RECUERDOS DE ANACO por Eduardo

A los Bastardo

El guayabo, expresión coloquial afín a la melancolía, se fija en Anaco. Es habitual, en el exilio voluntario, tropezar con amistades circunstanciales que evocan un pasado, supuestamente común, con dejos de saudade y terrible nostalgia. Los entusiastas de oficio preguntan impertinencias. Caracas, la verdad, no es objeto de añoranza. Su lejanía, por el contrario, tiene carácter analgésico y, a ratos, balsámico. El recuerdo, ligado a la capital, suelta nombres, espacios propios y momentos personales indiferentes a lo urbano. Extraño personas y lugares concretos.

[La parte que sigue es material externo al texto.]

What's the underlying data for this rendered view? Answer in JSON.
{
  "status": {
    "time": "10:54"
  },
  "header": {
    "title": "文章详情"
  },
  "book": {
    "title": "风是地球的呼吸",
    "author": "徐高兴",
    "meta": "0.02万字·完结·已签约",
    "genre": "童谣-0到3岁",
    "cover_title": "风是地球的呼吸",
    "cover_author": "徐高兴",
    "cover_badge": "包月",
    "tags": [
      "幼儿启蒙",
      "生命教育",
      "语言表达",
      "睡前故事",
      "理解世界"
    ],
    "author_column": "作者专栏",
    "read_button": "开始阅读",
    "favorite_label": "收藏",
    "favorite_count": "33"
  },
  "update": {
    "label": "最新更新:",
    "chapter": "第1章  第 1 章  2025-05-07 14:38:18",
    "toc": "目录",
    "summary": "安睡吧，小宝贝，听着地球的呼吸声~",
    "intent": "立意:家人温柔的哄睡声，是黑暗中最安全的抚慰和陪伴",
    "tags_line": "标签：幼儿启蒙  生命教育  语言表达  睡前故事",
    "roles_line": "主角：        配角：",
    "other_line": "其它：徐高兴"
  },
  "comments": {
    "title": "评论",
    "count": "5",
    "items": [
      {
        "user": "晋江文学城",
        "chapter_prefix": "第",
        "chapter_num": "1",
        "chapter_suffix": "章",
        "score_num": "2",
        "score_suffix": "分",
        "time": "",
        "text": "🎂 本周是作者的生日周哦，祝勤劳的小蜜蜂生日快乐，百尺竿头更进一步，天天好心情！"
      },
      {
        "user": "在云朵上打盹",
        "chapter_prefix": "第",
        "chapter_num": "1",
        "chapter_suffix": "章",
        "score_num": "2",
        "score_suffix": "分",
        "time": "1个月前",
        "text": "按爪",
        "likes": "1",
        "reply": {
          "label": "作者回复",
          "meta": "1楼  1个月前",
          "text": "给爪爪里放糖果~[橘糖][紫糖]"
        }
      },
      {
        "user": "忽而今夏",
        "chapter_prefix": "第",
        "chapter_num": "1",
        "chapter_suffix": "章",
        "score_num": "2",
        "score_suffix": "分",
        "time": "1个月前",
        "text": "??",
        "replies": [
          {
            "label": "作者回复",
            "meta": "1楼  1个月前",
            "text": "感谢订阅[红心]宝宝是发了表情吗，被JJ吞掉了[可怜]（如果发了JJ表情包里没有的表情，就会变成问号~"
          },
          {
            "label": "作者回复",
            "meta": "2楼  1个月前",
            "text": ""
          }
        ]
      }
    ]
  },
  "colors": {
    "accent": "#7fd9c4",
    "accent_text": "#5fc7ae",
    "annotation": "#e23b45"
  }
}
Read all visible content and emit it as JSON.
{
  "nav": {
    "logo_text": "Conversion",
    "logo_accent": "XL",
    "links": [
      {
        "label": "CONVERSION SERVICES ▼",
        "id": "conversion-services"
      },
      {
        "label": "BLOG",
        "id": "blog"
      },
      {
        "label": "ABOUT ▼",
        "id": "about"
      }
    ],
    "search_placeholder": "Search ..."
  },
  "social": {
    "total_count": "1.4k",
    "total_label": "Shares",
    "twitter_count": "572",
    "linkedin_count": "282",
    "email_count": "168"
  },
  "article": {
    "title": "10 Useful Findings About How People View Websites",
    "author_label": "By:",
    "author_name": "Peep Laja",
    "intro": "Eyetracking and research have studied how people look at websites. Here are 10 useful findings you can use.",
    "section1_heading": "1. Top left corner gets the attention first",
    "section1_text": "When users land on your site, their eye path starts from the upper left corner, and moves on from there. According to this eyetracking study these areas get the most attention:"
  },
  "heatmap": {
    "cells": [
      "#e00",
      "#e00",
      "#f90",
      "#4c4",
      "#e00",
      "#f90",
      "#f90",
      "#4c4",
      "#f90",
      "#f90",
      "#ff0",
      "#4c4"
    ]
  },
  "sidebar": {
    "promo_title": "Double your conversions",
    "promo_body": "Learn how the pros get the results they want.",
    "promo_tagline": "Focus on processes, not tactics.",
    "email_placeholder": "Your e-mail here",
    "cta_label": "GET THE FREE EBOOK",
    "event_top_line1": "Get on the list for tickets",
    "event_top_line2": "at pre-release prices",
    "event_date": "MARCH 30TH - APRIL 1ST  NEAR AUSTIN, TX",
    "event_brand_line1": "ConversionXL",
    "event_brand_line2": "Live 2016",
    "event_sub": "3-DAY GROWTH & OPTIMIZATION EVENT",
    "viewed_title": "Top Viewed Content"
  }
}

A la ciudad como tal, le decía en estos días al Gentleman, no la echo de menos. La ausencia del Ávila me da lo mismo.
Anaco, sin embargo, aparece. El insomnio, tara adolescente que no he logrado superar, atraviesa veredas empolvadas paralelas a la avenida Zulia. La carretera de Oriente, llena de caseríos y peajes abandonados, se cuela en el otoño madrileño mostrando, intermitentemente, los desaparecidos campos de Corpoven. En Anaco no hay nada, diría con razón todo caraqueño medianamente sensato. La gente no va a Anaco, la gente se va de Anaco, podría citar, incluso, José Heriberto Bastardo, primo, amigo y anaqueño de pura cepa. Poco podría rescatar del Anaco físico, de ese pueblo oriental que es igual a todos los pueblos orientales. Anaco es una especie de Cabré sin Ávila, un llano cercado por tuberías de gas, una avenida ancha que, sin anuncio previo, se vuelve carretera.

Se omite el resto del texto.